Le 19 nov. 2016 21:29, "serge guelton" email@example.com a écrit :
Thanks *a lot* victor for this great article. You not only very accurately describe the method you used to track the performance bug, but also give very convincing results.
You're welcome. I'm not 100% sure that adding the hot attrbute makes the performance of call_method reliable at 100%. My hope is that the 70% slowdown doesn't reoccur.
I still wonder what the conclusion should be:
- (this) Micro benchmarks are not relevant at all, they are sensible to
factors that are not relevant to bigger applications
Other benchmarks had peaks: logging_silent and json_loads. I'm unable to say if microbenchmarks must be used or not to cehck for performance regression or test the performance of a patch.
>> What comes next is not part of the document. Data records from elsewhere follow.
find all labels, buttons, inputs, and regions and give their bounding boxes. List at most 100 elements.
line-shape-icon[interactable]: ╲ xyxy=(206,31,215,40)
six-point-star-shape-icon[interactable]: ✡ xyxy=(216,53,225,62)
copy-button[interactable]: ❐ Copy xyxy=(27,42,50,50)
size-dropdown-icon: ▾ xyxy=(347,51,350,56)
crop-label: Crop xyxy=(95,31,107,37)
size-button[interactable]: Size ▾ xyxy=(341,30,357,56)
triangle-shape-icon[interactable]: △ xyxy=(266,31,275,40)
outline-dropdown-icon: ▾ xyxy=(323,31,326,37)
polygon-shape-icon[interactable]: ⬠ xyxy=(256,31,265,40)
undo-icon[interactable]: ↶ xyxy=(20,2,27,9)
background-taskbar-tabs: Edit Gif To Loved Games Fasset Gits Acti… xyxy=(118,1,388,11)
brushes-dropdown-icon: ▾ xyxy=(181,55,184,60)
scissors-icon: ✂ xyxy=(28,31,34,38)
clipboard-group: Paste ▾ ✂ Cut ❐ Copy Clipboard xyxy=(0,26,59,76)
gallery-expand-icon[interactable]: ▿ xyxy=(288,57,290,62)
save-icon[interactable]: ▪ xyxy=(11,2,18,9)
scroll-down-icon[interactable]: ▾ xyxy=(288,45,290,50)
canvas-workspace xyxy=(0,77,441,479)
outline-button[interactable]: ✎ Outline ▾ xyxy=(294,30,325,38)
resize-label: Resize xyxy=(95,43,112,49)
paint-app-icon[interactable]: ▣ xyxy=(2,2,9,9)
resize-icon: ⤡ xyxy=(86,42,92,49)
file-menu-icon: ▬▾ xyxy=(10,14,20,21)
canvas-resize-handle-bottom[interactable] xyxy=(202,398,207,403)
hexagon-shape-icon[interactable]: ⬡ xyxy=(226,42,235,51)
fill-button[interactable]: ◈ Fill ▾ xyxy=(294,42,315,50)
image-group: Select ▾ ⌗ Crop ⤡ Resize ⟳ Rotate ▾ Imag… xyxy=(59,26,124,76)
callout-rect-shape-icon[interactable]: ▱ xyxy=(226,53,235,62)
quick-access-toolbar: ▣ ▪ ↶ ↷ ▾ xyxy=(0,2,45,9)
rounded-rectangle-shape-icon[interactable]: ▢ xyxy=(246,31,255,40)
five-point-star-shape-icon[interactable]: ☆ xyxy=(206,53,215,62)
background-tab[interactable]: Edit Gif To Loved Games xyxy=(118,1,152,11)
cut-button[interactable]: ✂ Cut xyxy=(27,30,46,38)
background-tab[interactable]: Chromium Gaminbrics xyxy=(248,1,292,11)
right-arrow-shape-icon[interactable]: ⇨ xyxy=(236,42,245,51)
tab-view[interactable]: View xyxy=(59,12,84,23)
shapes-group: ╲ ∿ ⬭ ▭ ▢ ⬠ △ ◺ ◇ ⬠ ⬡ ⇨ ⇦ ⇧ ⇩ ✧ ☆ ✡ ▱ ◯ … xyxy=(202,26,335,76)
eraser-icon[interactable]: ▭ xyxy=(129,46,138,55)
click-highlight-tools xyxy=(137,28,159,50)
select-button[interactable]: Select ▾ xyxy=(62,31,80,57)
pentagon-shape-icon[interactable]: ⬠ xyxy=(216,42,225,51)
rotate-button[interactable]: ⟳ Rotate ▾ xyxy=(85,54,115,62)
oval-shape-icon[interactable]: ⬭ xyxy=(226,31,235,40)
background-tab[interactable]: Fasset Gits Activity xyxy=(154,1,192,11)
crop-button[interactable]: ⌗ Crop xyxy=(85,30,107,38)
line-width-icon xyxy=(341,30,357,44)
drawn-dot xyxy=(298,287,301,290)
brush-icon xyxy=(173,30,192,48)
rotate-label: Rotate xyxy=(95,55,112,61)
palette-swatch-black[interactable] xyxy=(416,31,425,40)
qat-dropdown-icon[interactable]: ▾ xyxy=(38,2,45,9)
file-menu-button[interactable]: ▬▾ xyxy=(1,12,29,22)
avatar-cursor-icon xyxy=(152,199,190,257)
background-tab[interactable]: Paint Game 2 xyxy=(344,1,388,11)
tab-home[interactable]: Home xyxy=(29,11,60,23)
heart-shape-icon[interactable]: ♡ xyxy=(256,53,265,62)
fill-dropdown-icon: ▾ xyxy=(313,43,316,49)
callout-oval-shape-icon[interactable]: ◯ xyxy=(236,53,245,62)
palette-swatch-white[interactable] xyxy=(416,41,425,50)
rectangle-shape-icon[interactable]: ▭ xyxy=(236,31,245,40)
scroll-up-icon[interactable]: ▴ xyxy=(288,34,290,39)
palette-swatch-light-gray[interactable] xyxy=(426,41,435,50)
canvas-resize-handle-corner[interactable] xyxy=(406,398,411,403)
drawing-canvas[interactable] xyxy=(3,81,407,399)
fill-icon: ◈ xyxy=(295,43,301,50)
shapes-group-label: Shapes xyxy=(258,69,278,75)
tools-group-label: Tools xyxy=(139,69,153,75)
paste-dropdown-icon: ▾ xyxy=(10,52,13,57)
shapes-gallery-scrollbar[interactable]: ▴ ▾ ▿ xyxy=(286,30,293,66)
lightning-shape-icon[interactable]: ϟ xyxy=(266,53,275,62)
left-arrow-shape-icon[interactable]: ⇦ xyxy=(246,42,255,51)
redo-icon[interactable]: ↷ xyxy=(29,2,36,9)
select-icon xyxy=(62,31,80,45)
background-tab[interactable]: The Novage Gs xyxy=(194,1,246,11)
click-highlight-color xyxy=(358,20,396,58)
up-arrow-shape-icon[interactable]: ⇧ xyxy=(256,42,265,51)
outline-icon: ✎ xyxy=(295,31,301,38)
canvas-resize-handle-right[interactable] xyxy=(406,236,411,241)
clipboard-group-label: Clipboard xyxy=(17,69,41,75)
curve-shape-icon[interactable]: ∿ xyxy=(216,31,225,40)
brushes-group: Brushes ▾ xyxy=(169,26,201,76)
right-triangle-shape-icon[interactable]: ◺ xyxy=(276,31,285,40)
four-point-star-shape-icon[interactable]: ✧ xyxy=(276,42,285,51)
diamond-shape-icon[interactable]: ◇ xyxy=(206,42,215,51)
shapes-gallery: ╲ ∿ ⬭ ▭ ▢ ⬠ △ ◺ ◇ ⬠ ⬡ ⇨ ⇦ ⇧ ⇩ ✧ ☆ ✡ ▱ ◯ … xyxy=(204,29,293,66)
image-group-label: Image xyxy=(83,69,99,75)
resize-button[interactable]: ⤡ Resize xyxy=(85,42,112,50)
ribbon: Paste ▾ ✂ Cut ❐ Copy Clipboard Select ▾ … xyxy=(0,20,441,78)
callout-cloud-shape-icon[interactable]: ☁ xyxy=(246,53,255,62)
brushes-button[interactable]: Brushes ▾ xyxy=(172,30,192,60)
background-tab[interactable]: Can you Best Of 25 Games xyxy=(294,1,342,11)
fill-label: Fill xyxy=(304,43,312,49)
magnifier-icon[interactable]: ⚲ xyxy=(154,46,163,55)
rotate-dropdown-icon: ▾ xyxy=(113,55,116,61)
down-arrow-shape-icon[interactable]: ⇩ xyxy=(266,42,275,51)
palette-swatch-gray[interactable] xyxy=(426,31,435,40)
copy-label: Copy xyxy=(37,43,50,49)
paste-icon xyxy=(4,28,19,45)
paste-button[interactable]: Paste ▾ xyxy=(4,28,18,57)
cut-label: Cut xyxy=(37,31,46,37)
So I try instead to analyze and fix performance issues.
At least I can say that temporary peaks are higher and more frequent on microbenchmark.
Homework: define what is a microbenchmark :-)
- There is a generally good code layout that favors most applications?
This is an hard question. I don't know the answer. The hot attributes put tagged functions in a separated ELF section, but I understand that inside the section, order is not deterministic.
Maybe the size of a function code matters too. What happens if a function grows? Does it impact other functions?
Maybe some core function from the interpreter ?
I chose to only tag the most famous functions of the core right now. I'm testing tagging functions of extensions like json but I'm not sure that the result is significant.
Why does PGO fails to ``find'' them?
I don't use PGO on speed-python.
I'm not sure that is PGO is reliable neither (reproductible performance).